The future of bug hunting
“Hacking will always be a good opportunity for people that don’t want to follow a traditional corporate career path and want the flexibility that comes with the territory,” Lopez noted.
“As public understanding about hacking grows, it will certainly become less niche and there will be more competition for us.”
All three have noticed an increased influx of hackers on the HackerOne platform and they welcome the competition.
“I already see more professional programs, a larger attack surface and higher rewards. I also see more competition from both programs and hackers and this is a very healthy trend as it leads to the constant improvement of both sides,” Cosmin said.
The fact that more and more smart things are connected to the internet and that companies building IoT devices are still not prioritizing security is creating a vast threat surface and anyone who wants to help secure it is welcome.
“I like to think the defenders will win this fight, simply because there are so many of us now,” DeVoss opined, but noted that cybercrime will continue to proliferate until we start taking security more seriously.
Some final advice
Lopez pointed out that the hacking community is welcoming and supportive so following hackers on social media or joining hacking forums is a great way for aspiring ethical hackers to learn and swap ideas and information.

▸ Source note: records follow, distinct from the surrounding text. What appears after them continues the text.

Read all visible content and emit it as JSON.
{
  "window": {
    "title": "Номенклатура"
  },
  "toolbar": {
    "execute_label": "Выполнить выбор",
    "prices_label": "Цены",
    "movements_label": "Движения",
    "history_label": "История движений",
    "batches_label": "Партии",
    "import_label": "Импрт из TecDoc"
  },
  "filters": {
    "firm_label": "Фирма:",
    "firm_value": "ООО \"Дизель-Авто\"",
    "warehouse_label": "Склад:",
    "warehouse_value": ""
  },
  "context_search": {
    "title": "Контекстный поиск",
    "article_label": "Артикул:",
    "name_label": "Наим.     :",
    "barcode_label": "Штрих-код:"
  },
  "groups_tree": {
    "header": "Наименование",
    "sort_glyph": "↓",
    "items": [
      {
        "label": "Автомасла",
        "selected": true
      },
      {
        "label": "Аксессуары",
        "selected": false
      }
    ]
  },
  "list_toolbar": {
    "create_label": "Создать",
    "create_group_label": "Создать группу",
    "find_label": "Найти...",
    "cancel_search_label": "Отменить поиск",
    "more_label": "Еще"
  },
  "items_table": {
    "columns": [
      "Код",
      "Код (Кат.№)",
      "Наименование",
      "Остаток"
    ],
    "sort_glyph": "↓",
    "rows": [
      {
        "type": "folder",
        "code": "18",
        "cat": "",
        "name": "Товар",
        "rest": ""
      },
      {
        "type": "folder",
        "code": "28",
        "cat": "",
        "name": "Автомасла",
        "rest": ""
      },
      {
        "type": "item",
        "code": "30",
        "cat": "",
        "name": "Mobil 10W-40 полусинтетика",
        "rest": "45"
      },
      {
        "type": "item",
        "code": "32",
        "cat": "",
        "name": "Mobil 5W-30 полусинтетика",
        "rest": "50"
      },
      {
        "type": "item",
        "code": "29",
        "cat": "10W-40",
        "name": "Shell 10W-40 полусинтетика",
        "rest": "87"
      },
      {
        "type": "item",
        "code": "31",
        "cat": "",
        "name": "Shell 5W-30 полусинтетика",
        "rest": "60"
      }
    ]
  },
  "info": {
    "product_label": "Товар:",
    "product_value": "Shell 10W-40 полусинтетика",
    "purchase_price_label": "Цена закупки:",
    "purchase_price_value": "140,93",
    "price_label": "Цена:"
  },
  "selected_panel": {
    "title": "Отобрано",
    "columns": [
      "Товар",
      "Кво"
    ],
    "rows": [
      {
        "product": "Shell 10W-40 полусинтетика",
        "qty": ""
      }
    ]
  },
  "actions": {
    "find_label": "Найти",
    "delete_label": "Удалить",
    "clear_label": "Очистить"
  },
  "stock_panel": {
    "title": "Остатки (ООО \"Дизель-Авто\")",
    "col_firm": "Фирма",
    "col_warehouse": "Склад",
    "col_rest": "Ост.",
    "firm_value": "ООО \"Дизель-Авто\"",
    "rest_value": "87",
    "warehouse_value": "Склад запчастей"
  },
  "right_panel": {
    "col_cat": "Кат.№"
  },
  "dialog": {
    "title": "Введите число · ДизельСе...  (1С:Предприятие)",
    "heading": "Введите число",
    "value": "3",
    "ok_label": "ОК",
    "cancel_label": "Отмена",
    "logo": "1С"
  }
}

Still, it might be a good idea not to choose to become a full-time bug hunter from the get-go.
“First make sure you know what you are doing, as hacking has a very very steep learning curve and it is overwhelming in the beginning,” Cosim advised.
“Before making the switch to a full-time bug hunting job, it’s important to have at least half a year or a year of experience as a part-time bug bounty hunter. You should also be in a financially solid position or be a young person that does not have many expenses.”